The major cost will be the cost to productivity. This is where it gets extraordinary. You listen to the government bang on about productivity all the time. They vilify the Greens and have a go at Labor now and then, making out that we are damaging the economy, yet here they are coming forward with measures that will not improve productivity, as it states in the bill, but will set it back. The title of this bill is a real reminder that when governments come forward with a title that sounds pretty good, then your alarm bells should really ring. You should well and truly be alert that they are up to something—and, indeed, they are with this legislation. As I said, the major cost will be the cost to productivity from removing the conditions which have underpinned high productivity in construction, including the productivity and motivational effects of workers' perception of a fair day's pay for a fair day's work, respectful and trusting relationships with their employers and across worksites, and safe working hours and conditions.

The Building Code introduces unprecedented government intervention. It is extremely ugly; it is extremely wrong. We see intervention, auditing, compliance costs and liabilities to businesses—this is one of the great untold aspects of this story. Very few people who have written about it in the mainstream media have identified this, so, while there is an aspect of corporate Australia really driving the government to come forward and get this legislation passed as soon as possible, there are many businesses that just get on with their business, that work pretty well with their work force—they give them a pay rise now and then, negotiate with the union when they come forward. But now they are going to be hit with this auditing, the compliance costs and various liabilities. They are not happy with what the government is doing; they can see what is going on here.

There will be an operational cost of having to negotiate with employees on pay, conditions, job security and access to their representatives. These operational costs will be imposed if you go along with what the government is up to here. There are legal and operational resources to revive project planning, scheduling, re-contracting and monitoring of providers, and then there is complying with the code obligations on a daily basis. The compliance here is enormous—and remember, this is the party, the Liberals and Nationals, who bang on about red tape. They come forward with their various bureaus and task forces to remove red tape and say it is bad for business, but here they are becoming so extreme in how they plan to implement this Australian Building and Construction Commission, with the centrepiece being the Building Code. Their aim is to wind up unions, to make Australia union fee or to have them so compliant, like they are in some countries, that they lose the muscle that they need. Many times in this debate we have heard how unsafe workplaces have become when unions cannot get out there and organise. That is why we need the unions.

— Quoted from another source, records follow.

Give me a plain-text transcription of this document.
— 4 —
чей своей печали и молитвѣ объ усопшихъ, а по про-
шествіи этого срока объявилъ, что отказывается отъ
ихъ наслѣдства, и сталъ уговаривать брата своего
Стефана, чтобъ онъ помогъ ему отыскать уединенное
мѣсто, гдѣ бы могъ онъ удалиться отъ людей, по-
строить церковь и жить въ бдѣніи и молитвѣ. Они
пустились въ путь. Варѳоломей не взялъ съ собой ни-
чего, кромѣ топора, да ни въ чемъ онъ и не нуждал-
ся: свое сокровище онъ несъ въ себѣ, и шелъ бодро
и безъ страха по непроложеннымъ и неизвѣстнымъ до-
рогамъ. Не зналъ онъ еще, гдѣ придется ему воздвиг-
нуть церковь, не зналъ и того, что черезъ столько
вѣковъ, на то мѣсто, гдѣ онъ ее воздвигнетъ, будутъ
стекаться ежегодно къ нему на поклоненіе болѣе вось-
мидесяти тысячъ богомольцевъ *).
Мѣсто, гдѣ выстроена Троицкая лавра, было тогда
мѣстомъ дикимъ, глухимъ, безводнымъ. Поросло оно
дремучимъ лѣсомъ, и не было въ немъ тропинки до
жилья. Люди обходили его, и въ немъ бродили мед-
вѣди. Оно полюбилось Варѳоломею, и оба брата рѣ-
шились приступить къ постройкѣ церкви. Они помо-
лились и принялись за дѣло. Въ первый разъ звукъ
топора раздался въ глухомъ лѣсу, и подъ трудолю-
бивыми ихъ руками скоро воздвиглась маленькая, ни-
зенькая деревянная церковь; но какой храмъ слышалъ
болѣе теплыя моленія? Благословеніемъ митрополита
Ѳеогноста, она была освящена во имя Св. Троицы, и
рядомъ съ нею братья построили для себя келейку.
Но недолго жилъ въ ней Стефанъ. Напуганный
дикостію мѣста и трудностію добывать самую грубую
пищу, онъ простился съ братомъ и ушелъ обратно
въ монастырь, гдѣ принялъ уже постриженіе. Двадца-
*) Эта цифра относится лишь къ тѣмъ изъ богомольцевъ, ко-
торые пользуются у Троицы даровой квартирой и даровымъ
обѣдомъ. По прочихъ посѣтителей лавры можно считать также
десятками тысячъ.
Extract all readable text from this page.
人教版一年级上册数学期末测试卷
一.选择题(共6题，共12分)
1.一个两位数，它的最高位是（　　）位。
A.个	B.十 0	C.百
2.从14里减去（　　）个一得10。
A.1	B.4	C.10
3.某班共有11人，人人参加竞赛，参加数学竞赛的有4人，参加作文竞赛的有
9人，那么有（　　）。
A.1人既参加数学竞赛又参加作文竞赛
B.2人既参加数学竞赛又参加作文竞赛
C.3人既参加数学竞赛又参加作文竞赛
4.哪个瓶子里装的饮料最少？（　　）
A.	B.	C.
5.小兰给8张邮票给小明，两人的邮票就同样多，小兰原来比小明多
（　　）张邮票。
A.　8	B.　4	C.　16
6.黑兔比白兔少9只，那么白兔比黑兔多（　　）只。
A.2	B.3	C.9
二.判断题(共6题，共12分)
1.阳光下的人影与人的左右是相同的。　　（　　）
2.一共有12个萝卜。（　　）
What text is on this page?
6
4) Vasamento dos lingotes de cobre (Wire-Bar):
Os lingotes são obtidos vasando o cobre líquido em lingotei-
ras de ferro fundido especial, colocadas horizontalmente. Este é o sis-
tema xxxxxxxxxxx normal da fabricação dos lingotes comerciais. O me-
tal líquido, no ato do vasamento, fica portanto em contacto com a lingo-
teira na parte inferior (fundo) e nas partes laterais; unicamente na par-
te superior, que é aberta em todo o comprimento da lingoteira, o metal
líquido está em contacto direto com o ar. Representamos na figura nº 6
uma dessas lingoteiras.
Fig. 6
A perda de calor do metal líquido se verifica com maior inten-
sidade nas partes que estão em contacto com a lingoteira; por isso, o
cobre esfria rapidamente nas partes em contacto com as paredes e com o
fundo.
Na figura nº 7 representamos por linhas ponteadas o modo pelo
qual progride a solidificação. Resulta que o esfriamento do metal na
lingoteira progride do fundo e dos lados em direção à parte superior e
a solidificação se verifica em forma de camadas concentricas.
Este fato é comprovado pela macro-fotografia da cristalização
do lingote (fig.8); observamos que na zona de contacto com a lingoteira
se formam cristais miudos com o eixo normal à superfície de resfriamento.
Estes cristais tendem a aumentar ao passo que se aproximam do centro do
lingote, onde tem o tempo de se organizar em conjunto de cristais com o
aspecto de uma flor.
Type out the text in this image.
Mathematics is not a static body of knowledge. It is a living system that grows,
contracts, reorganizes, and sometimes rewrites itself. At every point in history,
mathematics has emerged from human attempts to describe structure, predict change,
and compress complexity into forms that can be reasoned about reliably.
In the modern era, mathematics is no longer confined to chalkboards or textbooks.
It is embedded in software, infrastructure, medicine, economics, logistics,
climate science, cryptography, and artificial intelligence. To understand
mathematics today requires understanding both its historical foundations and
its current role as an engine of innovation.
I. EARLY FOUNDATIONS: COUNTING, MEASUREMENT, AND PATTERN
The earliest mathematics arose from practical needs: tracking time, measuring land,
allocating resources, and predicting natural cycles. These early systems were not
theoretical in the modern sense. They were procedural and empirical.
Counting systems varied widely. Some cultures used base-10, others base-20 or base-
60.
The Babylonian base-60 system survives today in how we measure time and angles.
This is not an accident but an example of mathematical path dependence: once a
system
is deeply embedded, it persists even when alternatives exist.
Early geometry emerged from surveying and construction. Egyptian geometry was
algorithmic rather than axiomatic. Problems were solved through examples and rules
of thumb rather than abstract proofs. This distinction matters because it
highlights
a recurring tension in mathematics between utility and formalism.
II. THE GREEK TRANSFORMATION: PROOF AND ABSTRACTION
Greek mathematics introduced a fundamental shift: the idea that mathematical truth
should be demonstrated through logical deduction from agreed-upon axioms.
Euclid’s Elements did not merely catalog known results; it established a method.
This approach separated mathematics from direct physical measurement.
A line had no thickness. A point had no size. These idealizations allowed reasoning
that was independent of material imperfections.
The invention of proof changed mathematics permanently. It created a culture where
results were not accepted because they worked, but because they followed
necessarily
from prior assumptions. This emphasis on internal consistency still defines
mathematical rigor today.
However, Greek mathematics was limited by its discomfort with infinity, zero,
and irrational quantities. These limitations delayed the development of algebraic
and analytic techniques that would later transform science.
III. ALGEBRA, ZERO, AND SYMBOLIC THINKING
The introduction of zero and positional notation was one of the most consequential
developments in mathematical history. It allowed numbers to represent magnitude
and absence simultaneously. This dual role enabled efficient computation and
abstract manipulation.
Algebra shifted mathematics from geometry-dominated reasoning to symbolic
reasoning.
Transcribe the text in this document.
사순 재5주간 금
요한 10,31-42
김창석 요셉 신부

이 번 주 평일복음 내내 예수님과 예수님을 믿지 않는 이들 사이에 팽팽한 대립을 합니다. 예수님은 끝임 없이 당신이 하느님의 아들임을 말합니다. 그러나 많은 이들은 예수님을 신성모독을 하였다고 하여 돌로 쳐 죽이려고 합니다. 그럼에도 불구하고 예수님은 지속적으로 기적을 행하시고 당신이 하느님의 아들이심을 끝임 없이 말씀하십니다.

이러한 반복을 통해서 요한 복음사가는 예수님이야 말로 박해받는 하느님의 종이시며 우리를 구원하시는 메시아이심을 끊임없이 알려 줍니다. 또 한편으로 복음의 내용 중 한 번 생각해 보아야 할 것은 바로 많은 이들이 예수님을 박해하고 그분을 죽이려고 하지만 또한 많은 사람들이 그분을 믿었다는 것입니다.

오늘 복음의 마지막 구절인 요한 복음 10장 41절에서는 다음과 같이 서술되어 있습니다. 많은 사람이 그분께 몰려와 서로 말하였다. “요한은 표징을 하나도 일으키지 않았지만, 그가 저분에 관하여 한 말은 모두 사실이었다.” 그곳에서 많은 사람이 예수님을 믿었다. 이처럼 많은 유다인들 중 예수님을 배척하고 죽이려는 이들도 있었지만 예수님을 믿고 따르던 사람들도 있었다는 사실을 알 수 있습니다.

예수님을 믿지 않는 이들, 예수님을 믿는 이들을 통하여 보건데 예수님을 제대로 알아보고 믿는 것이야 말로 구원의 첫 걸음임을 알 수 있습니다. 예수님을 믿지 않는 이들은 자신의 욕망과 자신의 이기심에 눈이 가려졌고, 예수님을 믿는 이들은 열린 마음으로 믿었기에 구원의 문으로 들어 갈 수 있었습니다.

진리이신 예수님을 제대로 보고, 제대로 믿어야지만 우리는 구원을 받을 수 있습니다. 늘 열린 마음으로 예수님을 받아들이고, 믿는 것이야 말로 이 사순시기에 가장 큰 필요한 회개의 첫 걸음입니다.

What we have here are a whole lot of measures that are going to make it harder for business, like compliance costs, the intervention, the auditing—all this has to be paid for; it all takes up time and they have to make provision for who is going to do it and when they are going to do it, and what happens if it is not done on time. This is red tape in an extreme form. But the government do not talk about that—they do not own up to the fact that that is part of what they are up to. Then there are the increased insurance costs to cover increased risks and liability. That is the cost and liability increase for commercial builders of having contractors or other suppliers banned by government. Remember, that is how this can play out. If you have not complied with the government, that is how it will play out. The Greens amendment certainly should be supported.